ER overcrowding may force MDs to examine patients in waiting room
U of A Hospital asking doctors to help move patients through 'unsafe' ER
The University of Alberta Hospital is asking its doctors to see patients in the emergency waiting room in an effort to solve a growing, potentially dangerous problem with overcrowding.
But doctors at the hospital are worried about their patients’ care, given the long waits and low bed turnover in the emergency department.
An internal email sent Monday by the head of the hospital’s emergency department to all of its doctors was leaked to CBC News. In the email, Dr. Bill Sevcik acknowledged physician concerns but said doctors should do more to help manage patient flow.
"Our waiting room is a very unsafe place," Sevcik wrote. “Leaving our nurses and paramedics out in the waiting room unsupported is completely unacceptable. Any argument to the contrary ignores the moral imperative to care for those in need in the moment.”
Help from doctors could speed the process, he wrote, and allow paramedics forced to wait beside patient gurneys to get back on the streets more quickly.
According to the email, backlog during one shift forced 14 EMS patients and at least 28 EMS workers who were supervising them to sit in the waiting room for up to nine hours while hospital staff worked to catch up.
Physicians have now been asked to step in earlier and help triage nurses determine priority patients in the hopes they can get beds more quickly.
“The reality is that patients are in need at that moment. We have to meet them – that’s our mandate, that’s why we went into this job,” Sevcik said in an interview with CBC.
He said he does not condone doctors asking patients personal questions within earshot of others, and recommends that physicians take patients in the waiting room to a semi-private area near the triage desk before treating them.
Health Minister Stephen Mandel said the government is taking measures to solve the problem but it will take time.
“It is a challenge, I’m not arguing about that," he said. "But at the same time we need to be realistic about what we can accomplish in a very short period of time."
Liberal leader Raj Sherman, a medical doctor, said that the province needs to get staff and open acute beds immediately.
He says people are enduring third-world conditions by getting treatment in a hallway or in a waiting room.
“That’s simply wrong in the wealthiest place in the country," he said.
No easy fix, says ER chief
While Sevcik admits the solution is not ideal, he said there is little that can be done immediately to correct the overcrowding.
“We have to get to our patients, and unfortunately with pressure to the system we have a lot of access block,” he said.
The current crisis is the result of 20 to 30 years of slowly building problems, which could take a long time to fix, he said.

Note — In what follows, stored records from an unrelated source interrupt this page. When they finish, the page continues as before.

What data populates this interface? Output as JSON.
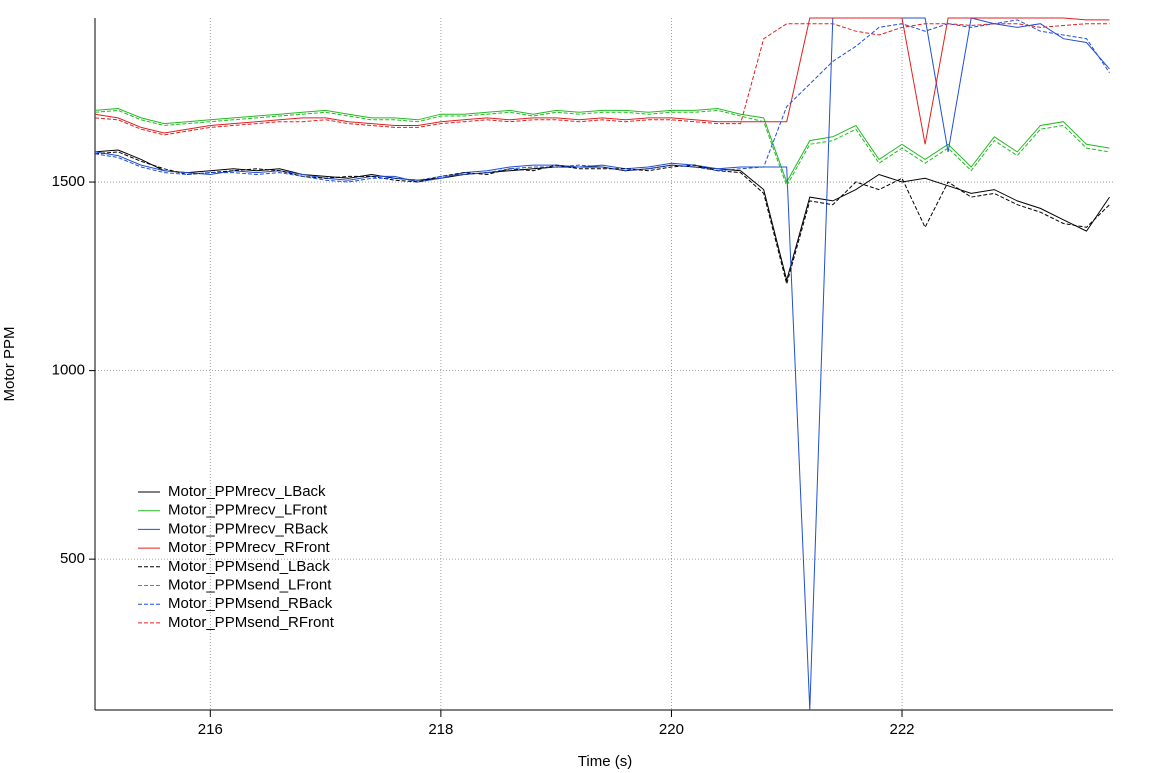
{
  "chart_data": {
    "type": "line",
    "x_label": "Time (s)",
    "y_label": "Motor PPM",
    "x": [
      215,
      215.2,
      215.4,
      215.6,
      215.8,
      216,
      216.2,
      216.4,
      216.6,
      216.8,
      217,
      217.2,
      217.4,
      217.6,
      217.8,
      218,
      218.2,
      218.4,
      218.6,
      218.8,
      219,
      219.2,
      219.4,
      219.6,
      219.8,
      220,
      220.2,
      220.4,
      220.6,
      220.8,
      221,
      221.2,
      221.4,
      221.6,
      221.8,
      222,
      222.2,
      222.4,
      222.6,
      222.8,
      223,
      223.2,
      223.4,
      223.6,
      223.8
    ],
    "xlim": [
      215,
      223.83
    ],
    "xticks": [
      216,
      218,
      220,
      222
    ],
    "ylim": [
      100,
      1935
    ],
    "yticks": [
      500,
      1000,
      1500
    ],
    "grid": true,
    "legend": "lower left",
    "series": [
      {
        "name": "Motor_PPMrecv_LBack",
        "color": "#000000",
        "dash": false,
        "values": [
          1580,
          1585,
          1560,
          1530,
          1525,
          1530,
          1535,
          1530,
          1535,
          1520,
          1515,
          1510,
          1520,
          1510,
          1505,
          1510,
          1520,
          1525,
          1530,
          1535,
          1540,
          1540,
          1540,
          1530,
          1535,
          1545,
          1540,
          1535,
          1530,
          1480,
          1240,
          1460,
          1450,
          1480,
          1520,
          1500,
          1510,
          1490,
          1470,
          1480,
          1450,
          1430,
          1400,
          1370,
          1460
        ]
      },
      {
        "name": "Motor_PPMrecv_LFront",
        "color": "#22bb22",
        "dash": false,
        "values": [
          1690,
          1695,
          1670,
          1655,
          1660,
          1665,
          1670,
          1675,
          1680,
          1685,
          1690,
          1680,
          1670,
          1670,
          1665,
          1680,
          1680,
          1685,
          1690,
          1680,
          1690,
          1685,
          1690,
          1690,
          1685,
          1690,
          1690,
          1695,
          1680,
          1670,
          1500,
          1610,
          1620,
          1650,
          1560,
          1600,
          1560,
          1600,
          1540,
          1620,
          1580,
          1650,
          1660,
          1600,
          1590
        ]
      },
      {
        "name": "Motor_PPMrecv_RBack",
        "color": "#1f4fd8",
        "dash": false,
        "values": [
          1580,
          1570,
          1545,
          1530,
          1525,
          1520,
          1530,
          1525,
          1530,
          1520,
          1510,
          1505,
          1515,
          1515,
          1500,
          1510,
          1525,
          1530,
          1540,
          1545,
          1545,
          1540,
          1545,
          1535,
          1540,
          1550,
          1545,
          1535,
          1540,
          1540,
          1540,
          100,
          1935,
          1935,
          1935,
          1935,
          1935,
          1580,
          1935,
          1920,
          1910,
          1920,
          1880,
          1870,
          1800
        ]
      },
      {
        "name": "Motor_PPMrecv_RFront",
        "color": "#e02020",
        "dash": false,
        "values": [
          1680,
          1670,
          1645,
          1630,
          1640,
          1650,
          1655,
          1660,
          1665,
          1670,
          1670,
          1660,
          1655,
          1650,
          1650,
          1660,
          1665,
          1670,
          1665,
          1670,
          1670,
          1665,
          1670,
          1665,
          1670,
          1670,
          1665,
          1660,
          1660,
          1660,
          1660,
          1935,
          1935,
          1935,
          1935,
          1935,
          1600,
          1935,
          1935,
          1935,
          1935,
          1935,
          1935,
          1930,
          1930
        ]
      },
      {
        "name": "Motor_PPMsend_LBack",
        "color": "#000000",
        "dash": true,
        "values": [
          1575,
          1580,
          1555,
          1535,
          1520,
          1525,
          1530,
          1535,
          1530,
          1515,
          1510,
          1515,
          1515,
          1505,
          1500,
          1515,
          1525,
          1520,
          1535,
          1530,
          1545,
          1535,
          1535,
          1535,
          1530,
          1540,
          1545,
          1530,
          1525,
          1470,
          1230,
          1450,
          1440,
          1500,
          1480,
          1510,
          1380,
          1500,
          1460,
          1470,
          1440,
          1420,
          1390,
          1380,
          1440
        ]
      },
      {
        "name": "Motor_PPMsend_LFront",
        "color": "#22bb22",
        "dash": true,
        "values": [
          1685,
          1690,
          1665,
          1650,
          1655,
          1660,
          1665,
          1670,
          1675,
          1680,
          1685,
          1675,
          1665,
          1665,
          1660,
          1675,
          1675,
          1680,
          1685,
          1675,
          1685,
          1680,
          1685,
          1685,
          1680,
          1685,
          1685,
          1690,
          1675,
          1660,
          1490,
          1600,
          1610,
          1640,
          1550,
          1590,
          1550,
          1590,
          1530,
          1610,
          1570,
          1640,
          1650,
          1590,
          1580
        ]
      },
      {
        "name": "Motor_PPMsend_RBack",
        "color": "#1f4fd8",
        "dash": true,
        "values": [
          1575,
          1565,
          1540,
          1525,
          1520,
          1525,
          1525,
          1520,
          1525,
          1515,
          1505,
          1500,
          1510,
          1510,
          1505,
          1515,
          1520,
          1525,
          1535,
          1540,
          1540,
          1545,
          1540,
          1530,
          1535,
          1545,
          1540,
          1530,
          1535,
          1540,
          1700,
          1760,
          1820,
          1860,
          1910,
          1920,
          1900,
          1920,
          1910,
          1920,
          1930,
          1900,
          1890,
          1880,
          1790
        ]
      },
      {
        "name": "Motor_PPMsend_RFront",
        "color": "#e02020",
        "dash": true,
        "values": [
          1670,
          1665,
          1640,
          1625,
          1635,
          1645,
          1650,
          1655,
          1660,
          1660,
          1665,
          1655,
          1650,
          1645,
          1645,
          1655,
          1660,
          1665,
          1660,
          1665,
          1665,
          1660,
          1665,
          1660,
          1665,
          1665,
          1660,
          1655,
          1655,
          1880,
          1920,
          1920,
          1920,
          1900,
          1890,
          1910,
          1920,
          1920,
          1915,
          1920,
          1920,
          1910,
          1915,
          1920,
          1920
        ]
      }
    ]
  }
}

In his email to staff, he wrote: "In a perfect world, I would never have to practice any form of waiting room medicine. Unfortunately that is not our reality now, nor for the foreseeable future.”

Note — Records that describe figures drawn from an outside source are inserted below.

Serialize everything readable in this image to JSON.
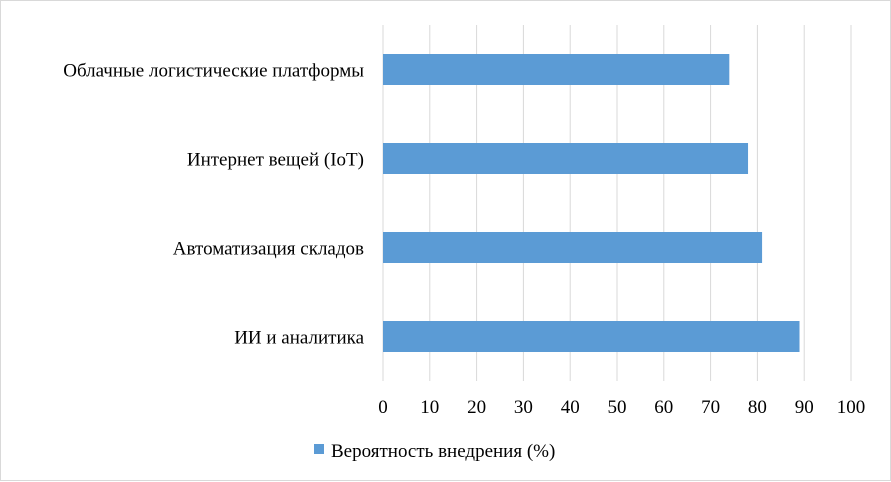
{
  "chart_data": {
    "type": "bar",
    "orientation": "horizontal",
    "title": "",
    "xlabel": "",
    "ylabel": "",
    "categories": [
      "ИИ и аналитика",
      "Автоматизация складов",
      "Интернет вещей (IoT)",
      "Облачные логистические платформы"
    ],
    "series": [
      {
        "name": "Вероятность внедрения (%)",
        "values": [
          89,
          81,
          78,
          74
        ],
        "color": "#5b9bd5"
      }
    ],
    "xlim": [
      0,
      100
    ],
    "xticks": [
      "0",
      "10",
      "20",
      "30",
      "40",
      "50",
      "60",
      "70",
      "80",
      "90",
      "100"
    ],
    "grid": "vertical",
    "gridColor": "#d9d9d9",
    "legend": "bottom"
  }
}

Throughout his email, Sevcik made it clear the final decision about whether to venture into the waiting room rests in the hands of physicians.

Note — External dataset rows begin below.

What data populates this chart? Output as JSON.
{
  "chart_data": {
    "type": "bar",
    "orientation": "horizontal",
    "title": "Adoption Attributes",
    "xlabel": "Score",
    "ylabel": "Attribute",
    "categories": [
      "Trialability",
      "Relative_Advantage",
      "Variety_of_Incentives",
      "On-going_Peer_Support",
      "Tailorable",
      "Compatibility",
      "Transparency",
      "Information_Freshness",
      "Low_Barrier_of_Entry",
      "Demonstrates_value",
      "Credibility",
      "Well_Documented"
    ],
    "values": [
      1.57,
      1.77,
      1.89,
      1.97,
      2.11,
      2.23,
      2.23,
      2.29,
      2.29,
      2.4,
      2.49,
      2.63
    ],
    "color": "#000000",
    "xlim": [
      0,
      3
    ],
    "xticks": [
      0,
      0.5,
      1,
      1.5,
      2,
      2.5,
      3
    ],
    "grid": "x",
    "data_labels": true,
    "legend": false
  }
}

“I will leave that to your conscience,” he wrote. “Regardless of what each of us decides, what I am advocating, as your Site Chief, is that we support our nurses, especially our triage team, and we keep our patients as safe as possible.”
He also admonished doctors who say they are too busy.
“If the plethora of recent pictures of ED MDs sitting around in the back ‘with nothing to do’ is an indication of current times, then that argument isn't valid anymore.”
Not the 1st time for MDs in waiting room
Kerry Williamson, a spokesperson for Alberta Health Services, said the province is aware of the overcrowding and is “working to address capacity challenges in our emergency departments.”
Williamson said emergency rooms in the city are being kept particularly busy right now because of the cold weather and flu season.
He said the precedent has already been set for sending doctors to see patients in the waiting room.
“Physicians working with patients in the waiting room is not a new or unique strategy and has been used in the past,” he wrote in an emailed statement.
“Physicians working in waiting rooms can help expedite diagnosis by ordering lab work and diagnostics such as ultrasounds and ECGs that can then shorten a patient's waiting time in the department for a diagnosis, treatment, admission or referral to a specialist.”
According to doctors at the hospital, the practice was last put in place in 2010, when emergency room doctor Paul Parks warned of a potentially catastrophic collapse in urgent care.
Other measures now being put in place at the U of A Hospital to help with overcrowding include a request that some “low acuity” patients – such as blood transfusion patients – be shifted to other units, and a bid to open a small number of additional “winter beds.”
Emergency room doctors will meet with management to discuss their concerns on Dec. 18.